AUSTIN Twenty states have laws providing for the

recycling of old televisions, which reduces the amount of

electronic waste in landfills. After a state House vote on

Thursday, it appears Texas will join the club.

The bill, which already has passed in the Senate,

would require TV manufacturers to give consumers easy recycling

opportunities. SB 329 is not expected to be vetoed by Gov. Rick

Perry, as was a similar measure in 2009.

Robin Schneider, who directs the Texas Campaign

for the Environment, says it's good news for Texans who care

about reducing electronic waste.

"Because all the television companies - if they

want to sell us TVs - they're going to have to recycle TVs."

The measure would make manufacturers primarily

responsible for recycling costs. Much as with the state's existing

computer-recycling program, consumers would learn of recycling

options from retailers, the state environmental agency, and local

government web sites and toll-free hotlines.

The bill's strong bipartisan support indicates

changing attitudes in Texas, says Schneider, who has been pushing

similar efforts since 2003. With no evidence such laws in other

states have inflated TV price tags, she says, the legislation

should please almost everyone.

"This measure is important because it will help

keep toxic lead and mercury out of our landfills, and it will help

create jobs in the recycling industry.
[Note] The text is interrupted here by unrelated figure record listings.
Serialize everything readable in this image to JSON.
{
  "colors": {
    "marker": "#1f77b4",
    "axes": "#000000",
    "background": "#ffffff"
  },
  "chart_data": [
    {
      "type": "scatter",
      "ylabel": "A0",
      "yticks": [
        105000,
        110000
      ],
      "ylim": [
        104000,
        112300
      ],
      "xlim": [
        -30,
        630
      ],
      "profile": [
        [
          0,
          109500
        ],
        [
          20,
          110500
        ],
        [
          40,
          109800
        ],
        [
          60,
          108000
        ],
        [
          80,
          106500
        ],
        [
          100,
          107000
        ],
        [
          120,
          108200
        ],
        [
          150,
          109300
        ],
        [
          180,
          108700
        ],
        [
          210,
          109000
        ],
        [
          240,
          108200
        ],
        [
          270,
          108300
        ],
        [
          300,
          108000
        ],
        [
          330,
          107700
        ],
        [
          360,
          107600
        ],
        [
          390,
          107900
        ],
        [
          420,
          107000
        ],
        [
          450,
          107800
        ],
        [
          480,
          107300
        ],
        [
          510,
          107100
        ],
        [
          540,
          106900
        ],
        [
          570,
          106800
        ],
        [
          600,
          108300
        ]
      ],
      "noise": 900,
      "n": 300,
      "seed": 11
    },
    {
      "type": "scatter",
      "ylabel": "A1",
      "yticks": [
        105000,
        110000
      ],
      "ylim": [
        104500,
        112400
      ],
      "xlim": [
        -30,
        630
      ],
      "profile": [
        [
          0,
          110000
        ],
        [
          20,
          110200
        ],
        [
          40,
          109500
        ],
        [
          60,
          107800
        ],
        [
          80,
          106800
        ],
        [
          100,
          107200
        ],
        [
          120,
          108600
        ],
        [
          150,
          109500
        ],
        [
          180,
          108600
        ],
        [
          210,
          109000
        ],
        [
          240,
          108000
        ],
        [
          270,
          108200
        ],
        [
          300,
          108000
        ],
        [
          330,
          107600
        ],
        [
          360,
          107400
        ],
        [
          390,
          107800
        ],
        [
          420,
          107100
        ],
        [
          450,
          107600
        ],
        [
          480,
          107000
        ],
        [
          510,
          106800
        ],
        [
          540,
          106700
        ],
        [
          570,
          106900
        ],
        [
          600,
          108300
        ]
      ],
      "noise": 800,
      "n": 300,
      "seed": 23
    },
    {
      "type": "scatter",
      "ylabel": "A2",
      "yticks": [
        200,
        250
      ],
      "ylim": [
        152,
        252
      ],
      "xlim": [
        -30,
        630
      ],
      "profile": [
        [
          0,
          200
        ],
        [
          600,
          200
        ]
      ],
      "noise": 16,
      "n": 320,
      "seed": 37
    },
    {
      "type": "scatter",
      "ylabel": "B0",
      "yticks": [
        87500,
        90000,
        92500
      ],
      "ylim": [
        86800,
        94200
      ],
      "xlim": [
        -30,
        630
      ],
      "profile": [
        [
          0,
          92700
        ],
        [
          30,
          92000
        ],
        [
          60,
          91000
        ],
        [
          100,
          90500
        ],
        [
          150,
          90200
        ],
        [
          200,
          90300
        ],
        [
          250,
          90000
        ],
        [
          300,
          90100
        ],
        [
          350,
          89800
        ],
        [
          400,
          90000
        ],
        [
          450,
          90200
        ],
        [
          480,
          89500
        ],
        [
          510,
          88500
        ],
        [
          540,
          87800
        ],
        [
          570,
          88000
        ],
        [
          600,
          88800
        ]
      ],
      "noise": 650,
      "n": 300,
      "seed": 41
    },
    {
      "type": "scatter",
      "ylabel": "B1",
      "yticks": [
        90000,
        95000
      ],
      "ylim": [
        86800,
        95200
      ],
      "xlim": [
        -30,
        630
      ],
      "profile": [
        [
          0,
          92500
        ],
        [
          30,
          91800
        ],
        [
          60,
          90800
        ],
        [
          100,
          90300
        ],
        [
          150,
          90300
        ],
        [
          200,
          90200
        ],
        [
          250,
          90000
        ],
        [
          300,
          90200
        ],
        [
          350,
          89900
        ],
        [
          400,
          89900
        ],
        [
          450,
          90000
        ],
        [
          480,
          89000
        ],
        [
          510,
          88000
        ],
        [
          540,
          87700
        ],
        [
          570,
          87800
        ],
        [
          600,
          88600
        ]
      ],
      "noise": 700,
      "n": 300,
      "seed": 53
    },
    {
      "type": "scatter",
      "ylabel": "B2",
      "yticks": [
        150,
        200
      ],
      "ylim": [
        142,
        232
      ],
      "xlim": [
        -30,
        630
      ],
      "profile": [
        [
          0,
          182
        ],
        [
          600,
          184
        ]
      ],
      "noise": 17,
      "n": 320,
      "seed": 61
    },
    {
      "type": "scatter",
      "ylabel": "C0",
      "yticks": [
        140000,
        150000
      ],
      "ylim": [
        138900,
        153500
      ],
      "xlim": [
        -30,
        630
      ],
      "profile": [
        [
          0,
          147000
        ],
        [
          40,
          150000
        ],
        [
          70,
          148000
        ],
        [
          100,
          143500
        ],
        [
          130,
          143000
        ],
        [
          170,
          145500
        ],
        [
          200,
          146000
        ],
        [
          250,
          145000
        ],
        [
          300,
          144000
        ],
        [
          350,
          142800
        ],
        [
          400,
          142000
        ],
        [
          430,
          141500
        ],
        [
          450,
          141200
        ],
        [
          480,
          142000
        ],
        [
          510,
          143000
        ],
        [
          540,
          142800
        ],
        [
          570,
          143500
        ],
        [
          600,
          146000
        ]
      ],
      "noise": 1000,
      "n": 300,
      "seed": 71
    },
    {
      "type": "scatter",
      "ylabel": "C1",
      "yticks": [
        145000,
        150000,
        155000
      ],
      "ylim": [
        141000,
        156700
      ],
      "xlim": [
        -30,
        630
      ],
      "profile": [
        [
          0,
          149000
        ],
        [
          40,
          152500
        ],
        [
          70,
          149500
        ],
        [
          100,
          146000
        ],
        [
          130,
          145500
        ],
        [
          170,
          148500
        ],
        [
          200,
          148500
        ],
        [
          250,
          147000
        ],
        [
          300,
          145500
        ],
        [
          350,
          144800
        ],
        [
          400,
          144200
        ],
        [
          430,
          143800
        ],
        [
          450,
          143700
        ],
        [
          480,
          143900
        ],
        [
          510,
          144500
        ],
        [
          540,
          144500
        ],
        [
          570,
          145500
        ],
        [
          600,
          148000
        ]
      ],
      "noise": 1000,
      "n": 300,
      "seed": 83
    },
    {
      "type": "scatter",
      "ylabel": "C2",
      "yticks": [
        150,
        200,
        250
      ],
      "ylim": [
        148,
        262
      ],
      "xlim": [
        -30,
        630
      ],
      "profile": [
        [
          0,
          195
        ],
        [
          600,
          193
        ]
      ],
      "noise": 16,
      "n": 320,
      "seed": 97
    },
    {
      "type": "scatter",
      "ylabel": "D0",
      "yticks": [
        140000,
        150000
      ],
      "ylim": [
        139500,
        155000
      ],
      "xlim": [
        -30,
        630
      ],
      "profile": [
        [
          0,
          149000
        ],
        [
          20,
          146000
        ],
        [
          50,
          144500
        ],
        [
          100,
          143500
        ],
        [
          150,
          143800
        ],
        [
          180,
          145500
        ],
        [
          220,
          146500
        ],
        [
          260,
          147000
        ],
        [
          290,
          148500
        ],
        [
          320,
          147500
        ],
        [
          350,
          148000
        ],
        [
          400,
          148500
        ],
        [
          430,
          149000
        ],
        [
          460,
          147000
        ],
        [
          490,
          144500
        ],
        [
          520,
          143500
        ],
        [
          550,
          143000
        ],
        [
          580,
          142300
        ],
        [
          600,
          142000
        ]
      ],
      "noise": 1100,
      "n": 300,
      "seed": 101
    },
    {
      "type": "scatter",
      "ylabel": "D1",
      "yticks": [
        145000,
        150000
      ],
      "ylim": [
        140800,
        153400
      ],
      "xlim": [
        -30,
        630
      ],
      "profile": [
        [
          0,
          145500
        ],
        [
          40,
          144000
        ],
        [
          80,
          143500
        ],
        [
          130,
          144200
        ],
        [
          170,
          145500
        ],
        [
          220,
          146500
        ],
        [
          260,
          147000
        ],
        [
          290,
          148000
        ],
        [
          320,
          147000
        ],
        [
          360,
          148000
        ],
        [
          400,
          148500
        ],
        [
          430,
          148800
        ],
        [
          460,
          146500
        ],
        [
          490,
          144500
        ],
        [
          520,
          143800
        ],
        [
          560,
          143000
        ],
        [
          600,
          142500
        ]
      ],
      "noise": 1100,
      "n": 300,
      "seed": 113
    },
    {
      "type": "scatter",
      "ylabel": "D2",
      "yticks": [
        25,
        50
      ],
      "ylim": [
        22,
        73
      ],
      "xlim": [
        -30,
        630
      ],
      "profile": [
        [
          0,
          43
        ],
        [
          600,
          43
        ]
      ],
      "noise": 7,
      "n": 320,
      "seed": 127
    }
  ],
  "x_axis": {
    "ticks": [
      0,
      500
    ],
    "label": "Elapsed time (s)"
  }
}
It will also save local tax


Until now, she says, local governments have borne

much of the costs associated with discarded TVs.

The new law would not make recycling mandatory for

consumers, but Schneider thinks most Texans want to do the right

thing as long as it's convenient enough.

"Most people have a sense that throwing away an old

television to go to the landfill is probably not the best thing to

do, but they don't know what else to do with their television."

The recycling industry, she says, has been slow to

accommodate televisions, largely because TVs don't have as many

reusable components as do computers, for instance. That will

change, she predicts, with new recycling laws: Compelled to

subsidize the recycling process, manufacturers will have an

incentive to build TVs with more recyclable materials.